Devant plus d’une cinquantaine d’élèves de la section Abibac, Gerhard Wiese, l’un des procureurs du second procès d’Auschwitz tenu à Francfort dans les années 1960, a pris la parole avec calme et gravité pour évoquer sa participation à ce moment clé de l’histoire allemande.


Un procès historique : juger Auschwitz en Allemagne
Le procès de Francfort constitue un des tournants décisifs de la confrontation de l’Allemagne avec son passé nazi. Après un premier procès à Krakau et celui organisé à Nuremberg par les Alliés, c’est cette fois-ci la justice allemande elle-même qui met en cause ses propres ressortissants pour les crimes commis dans le camp d’extermination d’Auschwitz-Birkenau.
Ce procès - officiellement connu sous le nom de « second procès d'Auschwitz » - s’est ouvert le 20 décembre 1963 pendant plus de 180 jours d’audience. Vingt-deux anciens officiers SS et un Kapo sont alors accusés de meurtre ou de complicité de meurtre de milliers de personnes.
Un jeune procureur confronté à l’horreur
Quand il entre dans la salle d’audience en 1963, le Procureur Gerhard Wiese n’a qu’une trentaine d’années.
Son rôle consiste à rédiger des parties de l'acte d'accusation, à interroger des témoins survivants et à soutenir l’accusation, sous la direction du Procureur général Fritz Bauer. Au total, plus de 350 témoins sont entendus, dont 211 survivants des camps.
Beaucoup d’entre eux racontaient pour la première fois ce qu’ils avaient vécu des années auparavant ou devaient se confronter de nouveau à des souvenirs extrêmement douloureux.
« Un témoignage m’a particulièrement marqué, raconte Gerhard Wiese. C’est celui du Dr. Berner. Lors des sélections sur la rampe, il a aperçu un nazi qu´il connaissait de par sa profession et lui a demandé la permission de rester avec sa famille : sa femme et ses trois enfants, dont des jumeaux. Ces derniers ont été montrés à l’officier nazi, le Dr. Mengele, qui n’a pas jugé bon de les retenir auprès de leur père. Le témoin apprendra plus tard que des expériences médicales étaient pratiquées spécifiquement sur les jumeaux, mais uniquement sur les vrais, ce qui n’était pas le cas des enfants du Dr. Berner ».
M. Wiese se rappelle encore le silence qui régnait dans la salle après ce témoignage.
Au total, seuls six accusés ont reçu comme verdict la prison à perpétuité. Ces condamnations, même limitées au regard de l’ampleur des crimes, ont cependant marqué un tournant dans la conscience collective allemande.
Des lycéens face à une mémoire vivante
Les élèves de la section Abibac, âgés de 15 à 17 ans, connaissent les grandes lignes de la Shoah.

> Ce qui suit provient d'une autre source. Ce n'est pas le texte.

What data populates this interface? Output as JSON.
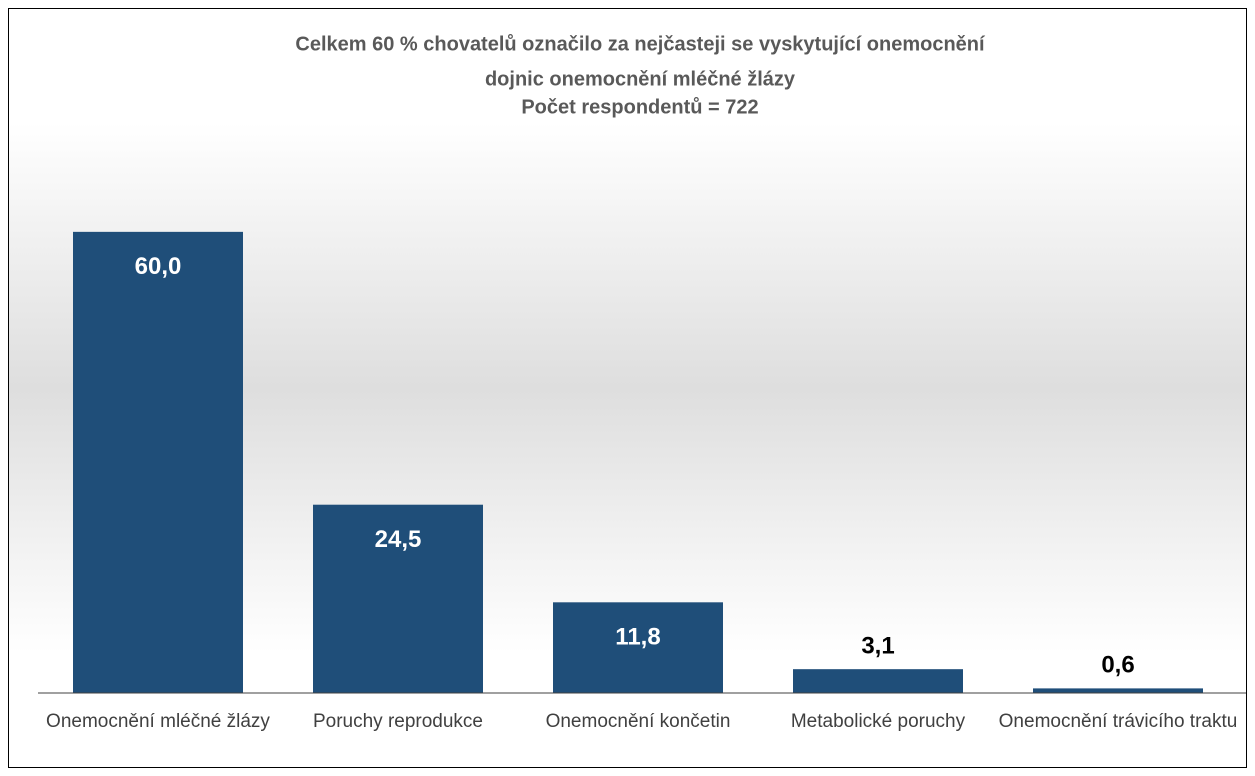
{
  "chart_data": {
    "type": "bar",
    "title": [
      "Celkem 60 % chovatelů označilo za nejčasteji se vyskytující onemocnění",
      "dojnic onemocnění mléčné žlázy",
      "Počet respondentů = 722"
    ],
    "categories": [
      "Onemocnění mléčné žlázy",
      "Poruchy reprodukce",
      "Onemocnění končetin",
      "Metabolické poruchy",
      "Onemocnění trávicího traktu"
    ],
    "values": [
      60.0,
      24.5,
      11.8,
      3.1,
      0.6
    ],
    "value_labels": [
      "60,0",
      "24,5",
      "11,8",
      "3,1",
      "0,6"
    ],
    "color": "#1f4e79",
    "ylim": [
      0,
      70
    ]
  }
}
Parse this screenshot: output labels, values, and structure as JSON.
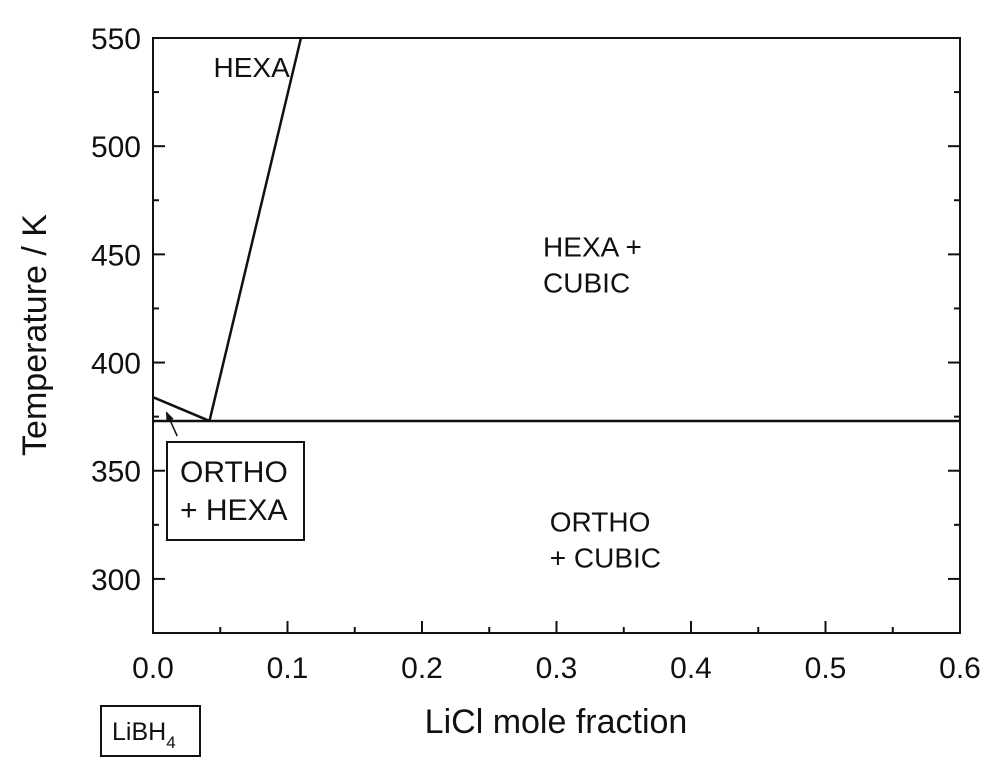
{
  "chart_data": {
    "type": "line",
    "xlabel": "LiCl mole fraction",
    "ylabel": "Temperature / K",
    "xlim": [
      0,
      0.6
    ],
    "ylim": [
      275,
      550
    ],
    "x_ticks": [
      0.0,
      0.1,
      0.2,
      0.3,
      0.4,
      0.5,
      0.6
    ],
    "x_tick_labels": [
      "0.0",
      "0.1",
      "0.2",
      "0.3",
      "0.4",
      "0.5",
      "0.6"
    ],
    "y_ticks": [
      300,
      350,
      400,
      450,
      500,
      550
    ],
    "y_tick_labels": [
      "300",
      "350",
      "400",
      "450",
      "500",
      "550"
    ],
    "grid": false,
    "series": [
      {
        "points": [
          [
            0.042,
            373
          ],
          [
            0.11,
            550
          ]
        ]
      },
      {
        "points": [
          [
            0.0,
            373
          ],
          [
            0.6,
            373
          ]
        ]
      },
      {
        "points": [
          [
            0.0,
            384
          ],
          [
            0.042,
            373
          ]
        ]
      }
    ],
    "region_labels": [
      {
        "lines": [
          "HEXA"
        ],
        "x": 0.045,
        "y": 532
      },
      {
        "lines": [
          "HEXA +",
          "CUBIC"
        ],
        "x": 0.29,
        "y": 449
      },
      {
        "lines": [
          "ORTHO",
          "+ CUBIC"
        ],
        "x": 0.295,
        "y": 322
      }
    ],
    "boxed_annotation": {
      "lines": [
        "ORTHO",
        "+ HEXA"
      ],
      "arrow_from": [
        0.018,
        366
      ],
      "arrow_to": [
        0.01,
        377
      ]
    },
    "x_origin_label": {
      "main": "LiBH",
      "subscript": "4"
    }
  }
}
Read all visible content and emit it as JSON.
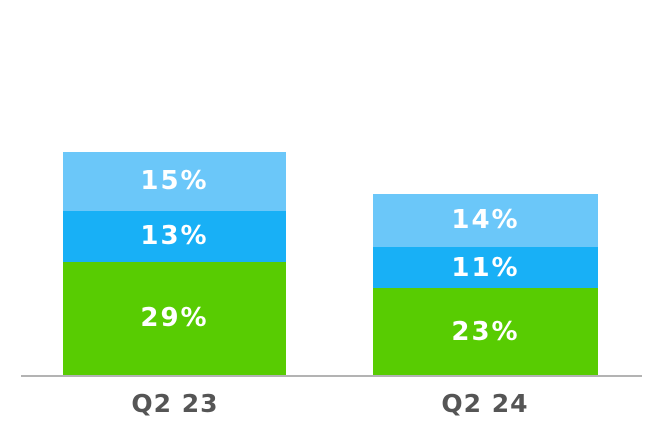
{
  "chart_data": {
    "type": "bar",
    "stacked": true,
    "title": "",
    "categories": [
      "Q2 23",
      "Q2 24"
    ],
    "series": [
      {
        "name": "green-bottom-segment",
        "color": "#58CC02",
        "values": [
          29,
          23
        ],
        "labels": [
          "29%",
          "23%"
        ]
      },
      {
        "name": "blue-middle-segment",
        "color": "#18B0F6",
        "values": [
          13,
          11
        ],
        "labels": [
          "13%",
          "11%"
        ]
      },
      {
        "name": "light-blue-top-segment",
        "color": "#6BC7F9",
        "values": [
          15,
          14
        ],
        "labels": [
          "15%",
          "14%"
        ]
      }
    ],
    "value_format": "percent",
    "legend": "none",
    "grid": "off",
    "xlabel": "",
    "ylabel": "",
    "colors": {
      "axis_line": "#B3B3B3",
      "category_label": "#555555",
      "data_label": "#FFFFFF",
      "background": "#FFFFFF"
    }
  }
}
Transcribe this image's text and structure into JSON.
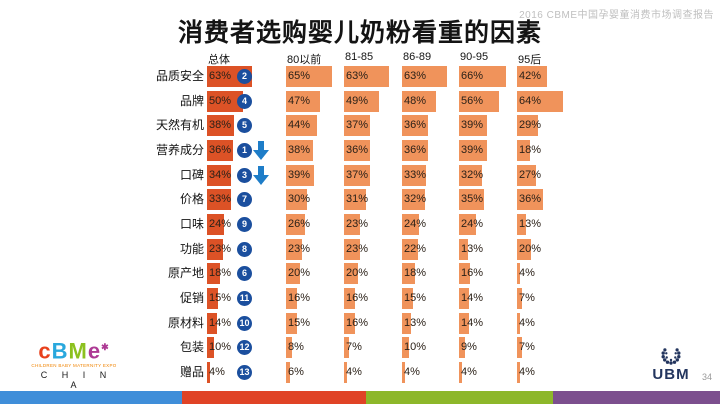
{
  "slide": {
    "watermark": "2016 CBME中国孕婴童消费市场调查报告",
    "title": "消费者选购婴儿奶粉看重的因素",
    "page_number": "34"
  },
  "chart_data": {
    "type": "bar",
    "orientation": "horizontal",
    "title": "消费者选购婴儿奶粉看重的因素",
    "unit": "%",
    "xlim": [
      0,
      70
    ],
    "categories": [
      "品质安全",
      "品牌",
      "天然有机",
      "营养成分",
      "口碑",
      "价格",
      "口味",
      "功能",
      "原产地",
      "促销",
      "原材料",
      "包装",
      "赠品"
    ],
    "rank_badges": [
      2,
      4,
      5,
      1,
      3,
      7,
      9,
      8,
      6,
      11,
      10,
      12,
      13
    ],
    "trend_down_rows": [
      3,
      4
    ],
    "series": [
      {
        "name": "总体",
        "values": [
          63,
          50,
          38,
          36,
          34,
          33,
          24,
          23,
          18,
          15,
          14,
          10,
          4
        ]
      },
      {
        "name": "80以前",
        "values": [
          65,
          47,
          44,
          38,
          39,
          30,
          26,
          23,
          20,
          16,
          15,
          8,
          6
        ]
      },
      {
        "name": "81-85",
        "values": [
          63,
          49,
          37,
          36,
          37,
          31,
          23,
          23,
          20,
          16,
          16,
          7,
          4
        ]
      },
      {
        "name": "86-89",
        "values": [
          63,
          48,
          36,
          36,
          33,
          32,
          24,
          22,
          18,
          15,
          13,
          10,
          4
        ]
      },
      {
        "name": "90-95",
        "values": [
          66,
          56,
          39,
          39,
          32,
          35,
          24,
          13,
          16,
          14,
          14,
          9,
          4
        ]
      },
      {
        "name": "95后",
        "values": [
          42,
          64,
          29,
          18,
          27,
          36,
          13,
          20,
          4,
          7,
          4,
          7,
          4
        ]
      }
    ],
    "colors": {
      "overall_bar": "#dc5226",
      "group_bar": "#f0935b",
      "rank_badge": "#1b4f9e",
      "trend_arrow": "#1e7dc8"
    }
  },
  "footer": {
    "cbme_logo": {
      "letters": [
        {
          "ch": "c",
          "color": "#e8401c"
        },
        {
          "ch": "B",
          "color": "#29a8dd"
        },
        {
          "ch": "M",
          "color": "#8cc11f"
        },
        {
          "ch": "e",
          "color": "#ad3a94"
        }
      ],
      "star": "✱",
      "tagline": "CHILDREN BABY MATERNITY EXPO",
      "country": "C H I N A"
    },
    "ubm_label": "UBM",
    "stripe_colors": [
      "#3f8ed9",
      "#e04326",
      "#8db72a",
      "#7c4f8e"
    ]
  }
}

Mais pour la plupart d’entre eux, entendre le témoignage direct d’un acteur de cette période constitue une toute première expérience, rendue possible grâce à l’organisation de cette rencontre par leur professeur d’histoire, Nathalie Moersfelder.

L’attitude de Gerhard Wiese les a particulièrement frappés comme en témoigne Erin-Juliette Gould (élève de Seconde) impressionnée par la clarté et la précision du récit de l’ancien Procureur.
La manière dont il a su garder une distance réfléchie face aux événements a marqué cette autre élève de la section Abibac :
« J’ai trouvé intéressant la façon dont il prenait du recul sur la situation. Il restait de marbre en racontant son histoire, sans laisser paraître la moindre émotion. Ce récit était à la fois passionnant et terrible. Il est rare de pouvoir rencontrer aujourd’hui un témoin direct des procès de Francfort, capable de partager son incompréhension face à de telles atrocités commises par ses propres concitoyens. » (Aloïse Simonneau)
À l’instar de Gerhard Wiese, Sylvain Pardo, proviseur du Lycée Français International de Francfort, a rappelé l’importance du devoir de mémoire :
« Accueillir M. Wiese au lycée a été un moment d’une intensité exceptionnelle. Son témoignage, empreint de lucidité et de dignité, a profondément marqué nos élèves. Il nous rappelle que la justice et la mémoire sont des devoirs vivants que chaque génération doit continuer à faire vivre. »
Soixante ans après le procès, l’écho de cet événement continue de résonner, à travers des œuvres contemporaines telles que le roman Deutsches Haus d’Annette Hess, mais aussi grâce à ce type de témoignages directs, parmi les derniers.
Aujourd’hui âgé de 97 ans, Gerhard Wiese poursuit inlassablement son travail de transmission auprès des jeunes générations.